Lo spaccio e i "ragazzi dei quartieri"

droga

Leggendo il comunicato ufficiale dei Carabinieri, relativo all’arresto di alcuni pusher che gestivano una piazza di spaccio a Mercatello, si evincono alcuni aspetti generali tipici delle organizzazioni dedite al traffico di stupefacenti. L’età dei soggetti coinvolti è sempre più bassa con affiliati imberbi diretti da boss ragazzini. Si inizia presto, da adolescenti, attraverso la rete delle amicizie nel quartiere. Prima ti fai una canna in comitiva, poi la procuri agli amici e infine ti rendi conto che puoi venderla anche a conoscenti e vicini. In breve il giro si allarga e si presenta qualcuno che non vuole la solita marijuana e allora devi ampliare l’offerta dei prodotti. Ma se aumenta il numero di clienti si è anche più esposti alle fregature di qualche tossico che non ha i soldi per pagarti o che crede di poterti fregare. Allora hai bisogno di qualche amico fidato (consumatore e pregiudicato) che non si fa troppi scrupoli a tirare qualche pugno o a estrarre la pistola in faccia al malcapitato di turno.

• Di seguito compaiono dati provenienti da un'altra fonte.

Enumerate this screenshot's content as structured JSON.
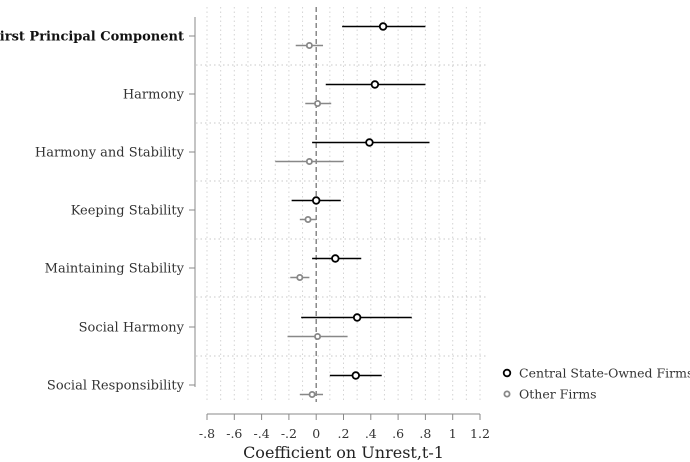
{
  "chart_data": {
    "type": "scatter",
    "subtype": "coefficient-plot",
    "xlabel": "Coefficient on Unrest,t-1",
    "xlim": [
      -0.8,
      1.2
    ],
    "xticks": [
      -0.8,
      -0.6,
      -0.4,
      -0.2,
      0,
      0.2,
      0.4,
      0.6,
      0.8,
      1,
      1.2
    ],
    "xtick_labels": [
      "-.8",
      "-.6",
      "-.4",
      "-.2",
      "0",
      ".2",
      ".4",
      ".6",
      ".8",
      "1",
      "1.2"
    ],
    "reference_line": 0,
    "grid": true,
    "legend_position": "right",
    "categories": [
      "First Principal Component",
      "Harmony",
      "Harmony and Stability",
      "Keeping Stability",
      "Maintaining Stability",
      "Social Harmony",
      "Social Responsibility"
    ],
    "bold_categories": [
      "First Principal Component"
    ],
    "series": [
      {
        "name": "Central State-Owned Firms",
        "color": "#000000",
        "estimates": [
          0.49,
          0.43,
          0.39,
          0.0,
          0.14,
          0.3,
          0.29
        ],
        "ci_low": [
          0.19,
          0.07,
          -0.03,
          -0.18,
          -0.03,
          -0.11,
          0.1
        ],
        "ci_high": [
          0.8,
          0.8,
          0.83,
          0.18,
          0.33,
          0.7,
          0.48
        ]
      },
      {
        "name": "Other Firms",
        "color": "#888888",
        "estimates": [
          -0.05,
          0.01,
          -0.05,
          -0.06,
          -0.12,
          0.01,
          -0.03
        ],
        "ci_low": [
          -0.15,
          -0.08,
          -0.3,
          -0.12,
          -0.19,
          -0.21,
          -0.12
        ],
        "ci_high": [
          0.05,
          0.11,
          0.2,
          0.0,
          -0.05,
          0.23,
          0.05
        ]
      }
    ]
  }
}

Il recupero crediti, in questo settore, è un’azione strategica con un duplice valore: da un lato serve a dimostrare la capacità di controllo del territorio, la determinazione nell’uso della forza, l’affermazione della banda quale soggetto criminale autorevole; dall’altro consente di avere liquidi sempre disponibili per gli acquisti all’ingrosso da stoccare e lanciare sul mercato quando i fornitori del livello superiore chiudono i rubinetti (molto spesso a causa di una reteta o di un guerra tra clan). Il gruppo fa quadrato intorno a un capo carismatico. Di solito questo ruolo tocca a chi detiene i rapporti con i grossisti, non teme i conflitti con potenziali avversari, ha il fiuto per gli affari e il senso dell’organizzazione.

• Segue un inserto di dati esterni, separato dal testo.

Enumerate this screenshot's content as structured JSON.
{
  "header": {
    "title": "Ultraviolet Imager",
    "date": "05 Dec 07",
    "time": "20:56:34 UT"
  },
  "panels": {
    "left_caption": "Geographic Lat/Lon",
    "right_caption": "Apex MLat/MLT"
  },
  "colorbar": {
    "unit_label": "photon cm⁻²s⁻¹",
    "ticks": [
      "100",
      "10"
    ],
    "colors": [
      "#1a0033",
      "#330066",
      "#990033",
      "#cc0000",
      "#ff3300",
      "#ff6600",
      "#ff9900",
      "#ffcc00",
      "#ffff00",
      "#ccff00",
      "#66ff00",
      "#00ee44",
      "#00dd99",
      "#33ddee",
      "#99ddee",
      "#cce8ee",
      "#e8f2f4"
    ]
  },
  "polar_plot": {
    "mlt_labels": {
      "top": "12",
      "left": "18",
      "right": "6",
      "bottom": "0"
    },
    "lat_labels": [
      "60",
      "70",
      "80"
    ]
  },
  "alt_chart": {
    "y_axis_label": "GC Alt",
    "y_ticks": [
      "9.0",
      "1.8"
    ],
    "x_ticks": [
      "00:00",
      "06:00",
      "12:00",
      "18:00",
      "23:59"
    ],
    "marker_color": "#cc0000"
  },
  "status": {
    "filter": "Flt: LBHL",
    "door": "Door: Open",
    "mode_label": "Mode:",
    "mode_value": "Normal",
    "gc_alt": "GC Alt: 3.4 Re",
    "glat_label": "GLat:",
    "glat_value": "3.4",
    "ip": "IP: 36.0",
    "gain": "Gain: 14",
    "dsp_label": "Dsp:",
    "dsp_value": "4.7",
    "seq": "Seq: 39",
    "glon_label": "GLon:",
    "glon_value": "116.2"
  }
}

Il sodalizio non è ancora un clan, ma una gang urbana il cui reddito non deriva dagli antichi mestieri criminali (scippo, furto, rapina, estorsioni, ecc.): l’introito principale proviene unicamente dalla distribuzione della droga. Ciò li rende speciali agli occhi dei marginali che si arrabattano nel mondo della delinquenza individuale senza arricchirsi. Sono una specie di aristocrazia operaia del crimine, un ceto medio delinquenziale la cui posizione nel contesto malavitoso è data dall’essere impegnati in un’impresa commerciale. È chiaro che si tratta di un’autonomia relativa: per mandare avanti l’attività si dovrà cedere una quota delle entrate ai clan dominatori della scena. La gang entra, così, a far parte di una filiera all’interno della quale sviluppa una rete di vendita al dettaglio in un determinato territorio. Se le cose vanno bene gli viene concessa in esclusiva una piazza di spaccio. La clientela, col tempo, si fidelizza e si adegua ai meccanismi acquistando la “roba” senza correre il rischio di essere denunciata. Tuttavia, può accadere che il successo della gang sia invidiato da altri ragazzi del quartiere. A Quel punto i casi sono due: o i nuovi arrivati si accodano al gruppo già esistente o provano a competere cercando altri grossisti per sfilare ai concorrenti il maggior numero di clienti. La reazione, come immaginate, non sarà quella tra operatori che si affrontano sul libero mercato. La concorrenza, in un simile ambiente, tramuta in conflitto armato (come dimostrano le scissioni dei clan napoletani) nel quale non conta il prezzo e la qualità della merce venduta ma il coraggio di usare la violenza come risorsa strumentale. Pertanto, dopo una serie di avvertimenti, si arriva inevitabilmente allo scontro armato e ci può scappare il morto. Salerno, sebbene abbia una struttura camorristica di secondo piano, è uguale a migliaia di altre città medie in cui i “ragazzi dei quartieri” molto spesso arrivano al benessere col narcotraffico e non certo cantando il rap; anzi l’hip hop non potrebbe esistere, come letteratura neorealistica di periferia, se non ci fossero storie di marginalità e criminalità urbana da raccontare.